As finally bit of setup, we'll go ahead and use our newly created SparkSession to create a DataFrame from our long file. In this case, Spark is smart enough to split the data newline, so we don't need to specify a schema.

In [None]:
df = spark.read.text('../data/long_file.txt')

## Introducing the StreamingContext
Just like batch processing, streaming processing requires a context to interact with the cluster manager and worker nodes. Similar to a SparkSession, a StreamingContext relies on a SparkContext. Also similar to a SparkContext, you may only have one active StreamingContext per Spark job. In this case, we'll create a StreamingContext, and set its batch polling interval to 5 seconds. Setting the batck polling interval basically establishes how often the StreamingContext will check the event queue for new files

In [None]:
ssc = StreamingContext(sc, batchDuration=5)

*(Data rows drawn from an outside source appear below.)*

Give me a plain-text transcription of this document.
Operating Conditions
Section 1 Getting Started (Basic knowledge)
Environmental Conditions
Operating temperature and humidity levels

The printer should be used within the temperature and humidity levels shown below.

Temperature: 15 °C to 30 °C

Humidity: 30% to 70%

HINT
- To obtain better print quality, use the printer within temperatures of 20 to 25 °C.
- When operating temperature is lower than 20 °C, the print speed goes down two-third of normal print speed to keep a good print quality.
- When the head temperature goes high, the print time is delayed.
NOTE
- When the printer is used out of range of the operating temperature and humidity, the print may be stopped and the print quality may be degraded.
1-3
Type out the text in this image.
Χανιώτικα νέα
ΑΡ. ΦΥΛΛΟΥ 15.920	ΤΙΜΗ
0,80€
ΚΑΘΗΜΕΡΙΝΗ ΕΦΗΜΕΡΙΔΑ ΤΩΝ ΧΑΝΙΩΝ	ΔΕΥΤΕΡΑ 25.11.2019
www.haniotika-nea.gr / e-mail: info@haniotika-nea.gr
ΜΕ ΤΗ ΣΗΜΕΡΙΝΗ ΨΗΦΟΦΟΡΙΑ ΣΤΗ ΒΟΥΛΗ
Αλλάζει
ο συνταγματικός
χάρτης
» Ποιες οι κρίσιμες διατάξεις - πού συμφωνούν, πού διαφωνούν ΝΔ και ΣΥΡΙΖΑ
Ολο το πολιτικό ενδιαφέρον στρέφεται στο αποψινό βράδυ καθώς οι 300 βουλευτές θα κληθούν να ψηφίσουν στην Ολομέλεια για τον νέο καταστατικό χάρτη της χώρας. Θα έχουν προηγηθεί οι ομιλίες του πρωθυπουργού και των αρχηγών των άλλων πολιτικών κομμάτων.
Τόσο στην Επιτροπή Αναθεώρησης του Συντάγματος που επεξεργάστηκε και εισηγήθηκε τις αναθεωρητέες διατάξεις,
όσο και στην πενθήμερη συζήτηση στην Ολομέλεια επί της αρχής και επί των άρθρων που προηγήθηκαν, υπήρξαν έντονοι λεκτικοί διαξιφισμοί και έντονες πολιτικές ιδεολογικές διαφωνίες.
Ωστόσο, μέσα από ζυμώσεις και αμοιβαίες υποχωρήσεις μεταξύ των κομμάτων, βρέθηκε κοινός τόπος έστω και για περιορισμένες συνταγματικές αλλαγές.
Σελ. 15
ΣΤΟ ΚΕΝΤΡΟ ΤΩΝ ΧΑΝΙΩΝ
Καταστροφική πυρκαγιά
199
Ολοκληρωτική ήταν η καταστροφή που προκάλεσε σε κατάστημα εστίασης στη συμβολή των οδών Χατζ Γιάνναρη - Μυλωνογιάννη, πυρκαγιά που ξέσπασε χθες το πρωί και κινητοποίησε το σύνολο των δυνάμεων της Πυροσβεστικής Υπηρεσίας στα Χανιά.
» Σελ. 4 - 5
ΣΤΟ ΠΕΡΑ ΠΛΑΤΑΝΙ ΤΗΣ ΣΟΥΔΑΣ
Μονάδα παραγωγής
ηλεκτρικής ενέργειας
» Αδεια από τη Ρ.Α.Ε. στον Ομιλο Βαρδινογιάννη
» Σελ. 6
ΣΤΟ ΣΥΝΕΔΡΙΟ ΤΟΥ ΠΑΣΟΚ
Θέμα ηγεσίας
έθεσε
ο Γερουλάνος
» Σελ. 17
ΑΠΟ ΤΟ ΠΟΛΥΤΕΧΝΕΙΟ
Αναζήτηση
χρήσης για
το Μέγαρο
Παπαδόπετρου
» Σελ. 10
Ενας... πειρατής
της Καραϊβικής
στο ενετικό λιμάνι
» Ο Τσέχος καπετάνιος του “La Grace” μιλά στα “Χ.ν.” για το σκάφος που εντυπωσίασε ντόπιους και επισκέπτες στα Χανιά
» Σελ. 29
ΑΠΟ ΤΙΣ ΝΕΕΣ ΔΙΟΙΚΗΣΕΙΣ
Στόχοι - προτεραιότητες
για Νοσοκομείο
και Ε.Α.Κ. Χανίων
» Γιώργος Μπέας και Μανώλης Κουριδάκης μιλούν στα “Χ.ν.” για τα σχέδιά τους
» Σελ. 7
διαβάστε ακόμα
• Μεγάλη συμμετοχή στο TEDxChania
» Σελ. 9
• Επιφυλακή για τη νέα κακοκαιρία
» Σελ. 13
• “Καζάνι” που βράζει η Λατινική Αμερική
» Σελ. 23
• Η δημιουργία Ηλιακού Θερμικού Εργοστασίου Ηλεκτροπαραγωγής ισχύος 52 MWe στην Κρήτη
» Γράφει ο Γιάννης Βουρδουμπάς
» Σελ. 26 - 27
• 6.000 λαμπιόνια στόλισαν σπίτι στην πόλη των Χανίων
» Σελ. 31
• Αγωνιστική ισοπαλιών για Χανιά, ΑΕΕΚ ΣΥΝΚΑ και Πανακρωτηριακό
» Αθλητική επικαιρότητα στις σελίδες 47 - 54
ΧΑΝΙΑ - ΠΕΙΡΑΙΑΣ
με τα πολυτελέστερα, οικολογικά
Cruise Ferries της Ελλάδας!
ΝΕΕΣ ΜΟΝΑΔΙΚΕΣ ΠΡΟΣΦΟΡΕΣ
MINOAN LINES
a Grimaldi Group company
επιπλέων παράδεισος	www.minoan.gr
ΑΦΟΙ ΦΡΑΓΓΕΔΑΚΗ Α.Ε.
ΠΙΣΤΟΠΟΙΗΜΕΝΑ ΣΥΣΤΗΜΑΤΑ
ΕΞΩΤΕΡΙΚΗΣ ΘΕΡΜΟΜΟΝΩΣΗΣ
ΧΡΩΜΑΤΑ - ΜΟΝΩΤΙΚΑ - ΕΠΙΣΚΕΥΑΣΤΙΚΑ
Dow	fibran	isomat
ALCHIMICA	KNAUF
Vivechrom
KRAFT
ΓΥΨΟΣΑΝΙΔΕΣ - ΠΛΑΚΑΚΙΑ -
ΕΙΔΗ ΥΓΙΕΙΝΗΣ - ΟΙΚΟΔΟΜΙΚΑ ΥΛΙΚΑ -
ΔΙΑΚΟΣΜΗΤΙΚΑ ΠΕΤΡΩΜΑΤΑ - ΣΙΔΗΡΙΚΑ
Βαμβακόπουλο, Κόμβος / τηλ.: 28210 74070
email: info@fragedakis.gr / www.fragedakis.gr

## Instantiating a DStream
DStreams support several different kinds of streaming sources. Here's a nonexhaustive list:

* socketTextStream - Listens for data streaming from a TCP source
* textFileStream - Listens for files being added to a target directory
* queueStream - Listens for RDDs being added to a queue of RDD's

For this lab, we'll implement a textFileStream that listens for new files being created in a target directory called `event_queue`

In [None]:
words_stream = ssc.textFileStream('../data/event_queue/')

Next, we'll implement a basic word count, and then print our results using the built-in method `pprint()`. pprint() is a method provided by the StreamingContext that allows us to print out the results of any data that was processed during a given polling interval.

In [None]:
words_rdd = words_stream.flatMap(lambda x: x.split()).filter(str.isalpha).filter(lambda x: len(x) > 3)
reduced_rdd = words_rdd.map(lambda x: (x, 1)).reduceByKey(lambda x, y: x + y)
reduced_rdd.pprint()

## Streaming data
We intialize a stream by calling `start()` on our StreamingContext. The moment this method executes, the textFileStream will begin watching the event_queue directory for new files until we call the `stop()` method. Note that calling stop() normally will also unload the SparkContext.

Since Jupyter treats each cell as a blocking operation by default, this portion of the lab is implemented all in the same cell. We first call `start()` to start the stream. Next, we randomly sample .1% of the DataFrame we created earlier, and then we write the sample in parquet format to the event_queue every five seconds. Finally, we close the stream, leaving the SparkContext active

In [None]:
ssc.start()

for i in range(5):
    sample = df.sample(0.001)
    sample.write.format('parquet').mode('overwrite').save('../data/event_queue/')
    time.sleep(5)

ssc.stop(stopSparkContext=False)